Analysis of numbers of hydrogen bonds of BB_HIF-1 complex

It has been suggested that the solvent-accessible surface area (SASA) plays a crucial role in studying molecular stability and folding. The SASA was used to calculate the expansion of protein volume in each system, allowing for a better understanding of the process (Fig. 16). Higher SASA values have the potential to indicate an increase in protein volume, with little variation expected over the simulation.
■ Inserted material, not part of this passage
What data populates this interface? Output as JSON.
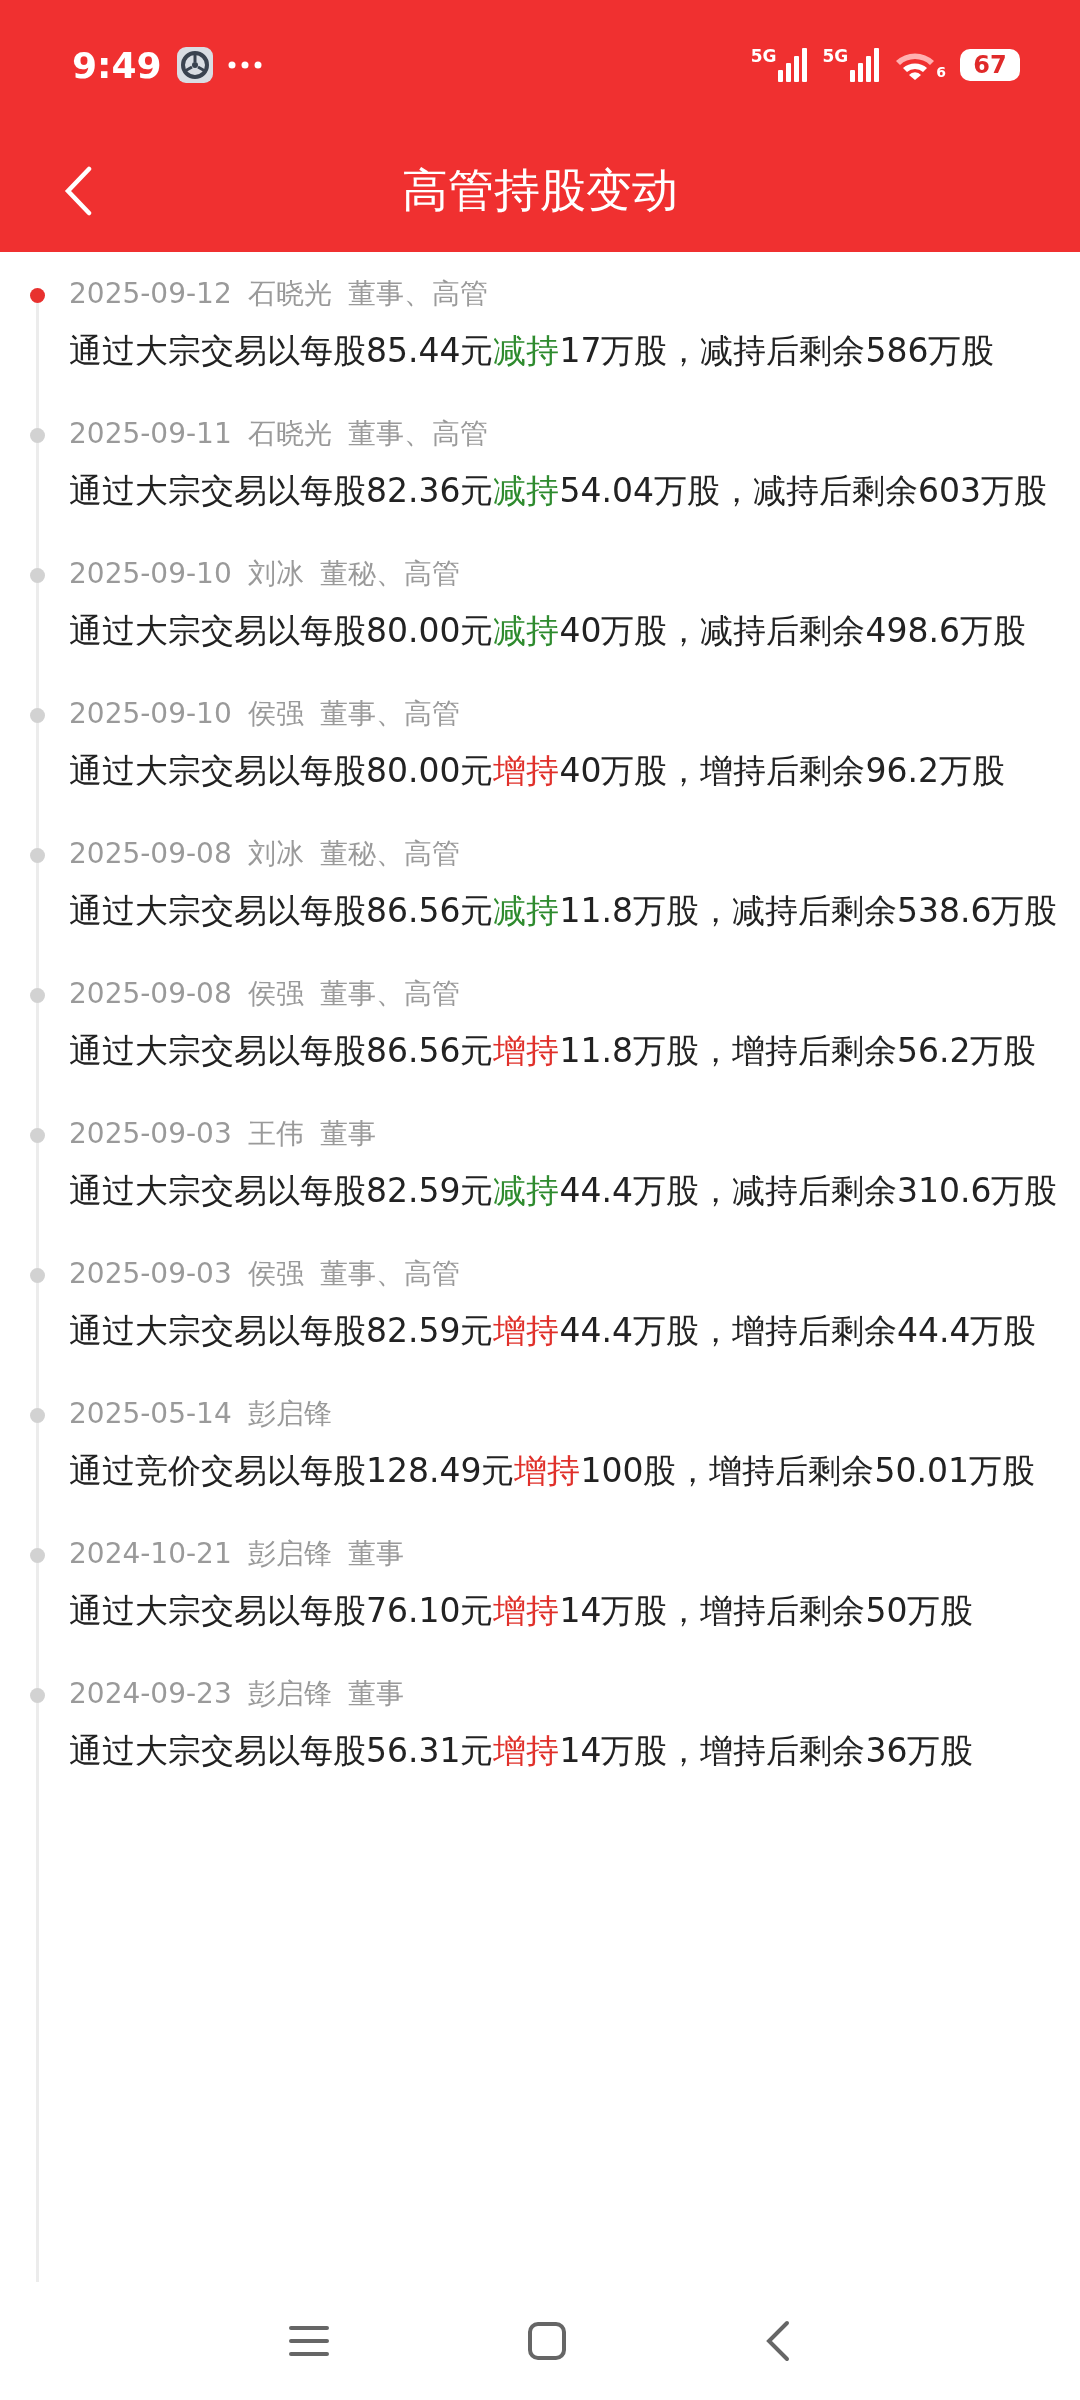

Additionally, it is worth noting that the binding of a ligand could potentially alter the SASA and have a meaningful impact on the protein structure. The average SASA value was reported to be 151.69 nm2, and it was inferred from the observation that the binding of the BB could potentially reduce protein growth.

Fig. 16
figure 16

The solvent-accessible surface area of the complex

In this study, Principal Component Analysis (PCA) was used to analyze the movement of a protein called BB_HIF-1 Cα. The analysis utilized the gmx covar and gmx anaeig modules in GROMACS. By diagonalizing the covariance matrix, a flexible component was identified. The primary components of the covariance matrix are the eigenvectors. The eigenvalues and the matrix projected onto the eigenvector were graphed in Fig. 17A. The average eigenvalue of the complex was found to be 0.1nm2, indicating less correlated movements and suggesting that ligand binding promotes complex stabilization. To better illustrate the results, the first three eigenvectors were used to construct a 2D projection graph. The resulting plot (Fig. 17B) showed a stable cluster of the BB_HIF-1 complex in the phase space, giving us insight into the complex’s movements.

Fig. 17
figure 17

(A)Principal component plot of eigenvalue versus eigenvector index of the complex. (B) Principal component analysis. A 2D projection of protein movement

Conclusion

The present study demonstrated that the plant extract under investigation displayed significant antioxidant, antimicrobial, and cytotoxic properties. Additionally, molecular docking and molecular dynamics simulation techniques were utilized in this study to screen phytochemical compounds with potential inhibitory effects against a diabetes-related target. The ligand required significant effort to dissociate from the target, indicating strong inhibitory potential. The compound also exhibited increased binding energies and formed stable complexes with the protein target. These findings suggest that Boeravinone B has substantial inhibitory potential against the target of diabetes and warrant further in vitro and in vivo studies. This supports the use of ethnopharmacological methods in selecting specific plant species for the discovery of new natural products. These findings may contribute to the exploration of underutilized medicinal plants as an important source of drug discovery.